Salad of Fossils

Luca Trevisani

25.05 - 31.10.2024

I have long been fascinated by the Addaura caves and their enigmatic images. This complex of three natural caves, located on the northeastern side of Mount Pellegrino in Palermo, houses rock engravings dating from the late Epigravettian to the Mesolithic. These engravings, created around fourteen thousand years ago, are the earliest known examples of representations of rituals, feasts, and human society. Whether they depict apotropaic rites, erotic shamanism, or historical fabrications, it hardly matters: they are a molecular mystery, a cartography of the desire to be human, a collective future to be remembered.

The images of the Addaura, as ancient as Noah or as modern as Matisse plagiarisms, speak of our relationship with the environment and society. They force us to think on a different temporal scale, analyzing our concept of future and progress.

Since 1997, the caves have been closed to the public, so I decided to reproduce the engravings at life-size, like enormous postcards to be carried around, to give them legs and wings. I replicated them using cyanotype prints, an old pre-industrial photographic process, developed with simple chemical reactions, because chemistry is perhaps the only link between us and these ancestors. The Addaura caves present us with images outside of history, devoid of a visual tradition to guide us. Without literature or clues, I chose to interrogate these ghosts by replicating them countless times.

Images of nature, political ideas formulated by designers, thinkers, architects, and artists are tattooed onto fossilized leaves. For years, I have been printing political visions related to nature on dried leaves, but now this work takes on a new temporal dimension: imprinting these fantasies and flourishes on leaves 320 million years old is a desperate cry, a subtle and perverse seductive trap. These fragments become part of a contemporary wunderkammer, a collection that showcases our perceptual ignorance. The temporal distance acts like a reversed telescope, relativizing our present concerns and allowing us to understand ourselves beyond the confines of our daily context.

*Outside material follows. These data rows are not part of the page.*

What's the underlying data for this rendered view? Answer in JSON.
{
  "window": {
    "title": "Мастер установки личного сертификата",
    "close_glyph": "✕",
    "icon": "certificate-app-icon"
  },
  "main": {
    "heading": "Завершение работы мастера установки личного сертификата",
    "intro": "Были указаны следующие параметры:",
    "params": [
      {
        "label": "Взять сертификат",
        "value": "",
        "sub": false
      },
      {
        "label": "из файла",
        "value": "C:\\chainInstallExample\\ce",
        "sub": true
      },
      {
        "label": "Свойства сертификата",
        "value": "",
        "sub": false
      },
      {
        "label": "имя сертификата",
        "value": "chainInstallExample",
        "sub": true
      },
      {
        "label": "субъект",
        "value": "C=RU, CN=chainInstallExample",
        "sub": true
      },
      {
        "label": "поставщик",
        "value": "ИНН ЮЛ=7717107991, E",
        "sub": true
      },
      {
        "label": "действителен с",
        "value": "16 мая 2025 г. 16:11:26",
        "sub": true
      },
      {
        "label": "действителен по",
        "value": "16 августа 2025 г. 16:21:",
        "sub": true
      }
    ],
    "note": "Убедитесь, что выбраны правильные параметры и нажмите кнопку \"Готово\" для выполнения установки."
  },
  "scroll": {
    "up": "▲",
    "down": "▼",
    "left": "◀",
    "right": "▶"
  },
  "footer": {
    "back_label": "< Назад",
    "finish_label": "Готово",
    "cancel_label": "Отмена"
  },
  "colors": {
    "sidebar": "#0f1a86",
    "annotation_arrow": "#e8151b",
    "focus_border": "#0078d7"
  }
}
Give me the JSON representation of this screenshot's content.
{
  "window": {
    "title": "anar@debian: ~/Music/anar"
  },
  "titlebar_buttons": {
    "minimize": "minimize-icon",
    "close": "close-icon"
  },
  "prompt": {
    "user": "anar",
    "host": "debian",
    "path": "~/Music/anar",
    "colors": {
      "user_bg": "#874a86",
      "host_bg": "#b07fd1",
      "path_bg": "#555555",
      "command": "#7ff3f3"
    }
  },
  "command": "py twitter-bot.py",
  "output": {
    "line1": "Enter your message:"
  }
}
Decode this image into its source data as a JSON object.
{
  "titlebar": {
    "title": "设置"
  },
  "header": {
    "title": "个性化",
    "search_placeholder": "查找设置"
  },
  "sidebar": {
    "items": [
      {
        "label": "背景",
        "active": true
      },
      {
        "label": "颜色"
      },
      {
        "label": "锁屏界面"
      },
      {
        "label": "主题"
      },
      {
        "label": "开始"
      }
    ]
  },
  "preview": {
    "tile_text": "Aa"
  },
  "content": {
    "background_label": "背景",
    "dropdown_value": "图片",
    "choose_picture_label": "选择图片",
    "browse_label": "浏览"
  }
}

"Fossil Salad" is a publication born from the same idea of accumulation and material work, of needing to chew over something to understand it, or perhaps to feel it, with the mind and senses. It is an atlas, a visual journey within a personal and arbitrary collection of artworks, events, situations, and gestures related to the fossil, not understood here as an object, but as the surprise generated by its encounter, as the break from conventions it embodies. Clusters of spasmodic, dystopian, and joyful stimuli. As with the Addaura caves, this theory of the fossil also fractures our notion of spacetime continuity, as reassuring as it is deceptive. "Fossil Salad" does not tell a geological story, but a series of chronological incidents, of rips in time, of bodies suspended in history. It is a collection of bold cultural gestures, a compilation of interdisciplinary surprises, joyful, disobedient, and sometimes even rude intrusions; because art is not a natural and conciliatory space, but an open-air laboratory where alternative forms are invented and tested to contemplate our material and spiritual life. "Fossil Salad" is, in every sense, a programmatic manifesto, a declaration of poetics by Luca Trevisani in the guise of a tutorial, a recipe book, a set of instructions in the form of figurines.